Le pays qui donne des leçons au monde, qui fait le père fouettard, qui délivre les attestations de « bonne gouvernance », qui fait des rapports critiques sur tout et sur tous, serait plus avisé de se pencher sur ses propres turpitudes.
Citons en deux. Le port d’arme d’abord, ensuite la conception univoque de la démocratie. Pour le premier, en prônant son modèle de société de « tous contre tous », nous savons que le port d’arme aux États-Unis s’impose comme un droit inaliénable et une nécessité vitale. A telle enseigne que le gouvernement ne trouve pas d’alternative à la question, même si les tueurs « fous » se multiplient, ces citoyens ordinaires, ces pères de famille sans histoires, ces garçons sans problèmes particuliers, qui « pètent les plombs » et se révèlent du jour au lendemain être de redoutables criminels. Mieux, le port d’arme gagne en légitimité. Le Dakota du Sud inaugure une pratique qui n’est pas pour améliorer le climat social délétère. Cet État vient de voter, le 8 mars dernier, une loi qui permet ouvertement aux enseignants de porter des armes pendant leur travail. La mesure, comme de bien entendu, se veut un moyen de parer à l’éventualité d’une attaque comme celles qu’ont connus les établissements scolaires. Les meurtriers potentiels seront donc bien inspirés de réfléchir à deux fois, sachant que leurs cibles ont les moyens de riposter ou bien les enseignants seront en mesure de les neutraliser ou de limiter le nombre de victimes. C’est à voir, mais c’est une bien piètre approche, quand on sait que les causes sont sciemment ignorées pour ne pas toucher aux fondamentaux d’une société présentée comme l’archétype des communautés humaines
Pour ce qui est de la démocratie en Haïti, un communiqué de l’ambassade des États-Unis d’Amérique se « réjouit de la désignation, par la commission bicamérale parlementaire, de Pierre Simon Georges, Néhémy Joseph et Marie Cluny Dumé » (pour représenter le Parlement au Collège transitoire du conseil électoral permanent [Ctcep], ndlr). Nous pourrions croire à une réaction ordinaire, purement diplomatique, au résultat d’un libre choix des Haïtiens. Il n’en est rien.
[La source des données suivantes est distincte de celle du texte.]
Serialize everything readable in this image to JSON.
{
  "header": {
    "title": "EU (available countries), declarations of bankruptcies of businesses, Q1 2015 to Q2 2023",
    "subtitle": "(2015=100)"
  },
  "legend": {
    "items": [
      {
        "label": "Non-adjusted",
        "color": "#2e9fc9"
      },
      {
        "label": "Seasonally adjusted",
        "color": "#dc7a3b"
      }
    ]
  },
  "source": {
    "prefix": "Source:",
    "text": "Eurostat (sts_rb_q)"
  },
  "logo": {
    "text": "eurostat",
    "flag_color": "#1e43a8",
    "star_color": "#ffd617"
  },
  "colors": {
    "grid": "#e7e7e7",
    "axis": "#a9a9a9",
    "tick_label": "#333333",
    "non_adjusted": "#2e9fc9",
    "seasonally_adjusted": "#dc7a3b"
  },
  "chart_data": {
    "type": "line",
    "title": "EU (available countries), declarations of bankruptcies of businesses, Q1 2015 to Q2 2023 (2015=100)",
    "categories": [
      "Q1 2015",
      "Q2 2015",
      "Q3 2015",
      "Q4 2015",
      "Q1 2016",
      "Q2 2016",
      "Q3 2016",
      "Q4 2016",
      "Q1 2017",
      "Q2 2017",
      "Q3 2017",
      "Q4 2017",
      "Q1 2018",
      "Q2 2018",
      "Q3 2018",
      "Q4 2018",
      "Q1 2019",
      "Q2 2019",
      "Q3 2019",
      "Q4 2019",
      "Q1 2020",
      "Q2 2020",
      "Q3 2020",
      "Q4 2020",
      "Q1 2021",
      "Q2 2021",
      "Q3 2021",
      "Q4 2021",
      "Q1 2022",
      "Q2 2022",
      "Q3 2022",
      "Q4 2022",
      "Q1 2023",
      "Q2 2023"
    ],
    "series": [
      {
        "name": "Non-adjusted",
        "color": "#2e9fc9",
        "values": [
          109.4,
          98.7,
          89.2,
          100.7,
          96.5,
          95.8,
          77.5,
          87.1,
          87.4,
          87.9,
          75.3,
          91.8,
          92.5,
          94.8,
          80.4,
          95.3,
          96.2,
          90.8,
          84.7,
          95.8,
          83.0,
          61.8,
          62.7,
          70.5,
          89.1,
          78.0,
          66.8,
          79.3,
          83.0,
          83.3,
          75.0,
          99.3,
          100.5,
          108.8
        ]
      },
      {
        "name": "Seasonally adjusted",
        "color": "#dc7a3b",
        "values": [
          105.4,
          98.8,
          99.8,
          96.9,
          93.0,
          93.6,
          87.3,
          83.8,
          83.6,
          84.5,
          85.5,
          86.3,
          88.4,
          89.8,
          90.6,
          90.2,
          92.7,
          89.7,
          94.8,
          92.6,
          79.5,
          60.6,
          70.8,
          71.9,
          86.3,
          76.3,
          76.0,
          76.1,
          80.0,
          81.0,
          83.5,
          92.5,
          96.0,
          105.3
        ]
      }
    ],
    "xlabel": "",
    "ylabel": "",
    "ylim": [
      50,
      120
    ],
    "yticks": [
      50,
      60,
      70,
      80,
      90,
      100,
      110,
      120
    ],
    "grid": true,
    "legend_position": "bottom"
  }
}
Pour reprendre un témoignage local, « c’est un ordre que les États-Unis d’Amérique sont en train de passer à nos politiques. Au fond, ils diraient aux parlementaires de ne pas contester ces choix ». Le témoin édulcore un peu la chose. Le communiqué étatsunien est plus explicite : « Nous attendons à ce que les acteurs des branches du pouvoir exécutif et judiciaire du gouvernement fassent preuve de bonne volonté et d’engagement envers le processus démocratique, en abordant les autres étapes de l’accord du 24 décembre, nécessaires en vue de la création d’un organe crédible et compétent pour superviser les prochaines élections en Haïti ». Ce qui signifie que l’affaire est pliée et qu’il n’y a pas à revenir dessus, surtout de la part de dirigeants d’un pays de la consistance d’Haïti.
Belle leçon sur le respect des règles de désignation démocratique chantée sur tous les fronts et au nom desquelles les États-Unis menacent de faire la guerre à quiconque contreviendrait à leur application, selon leur propre appréciation.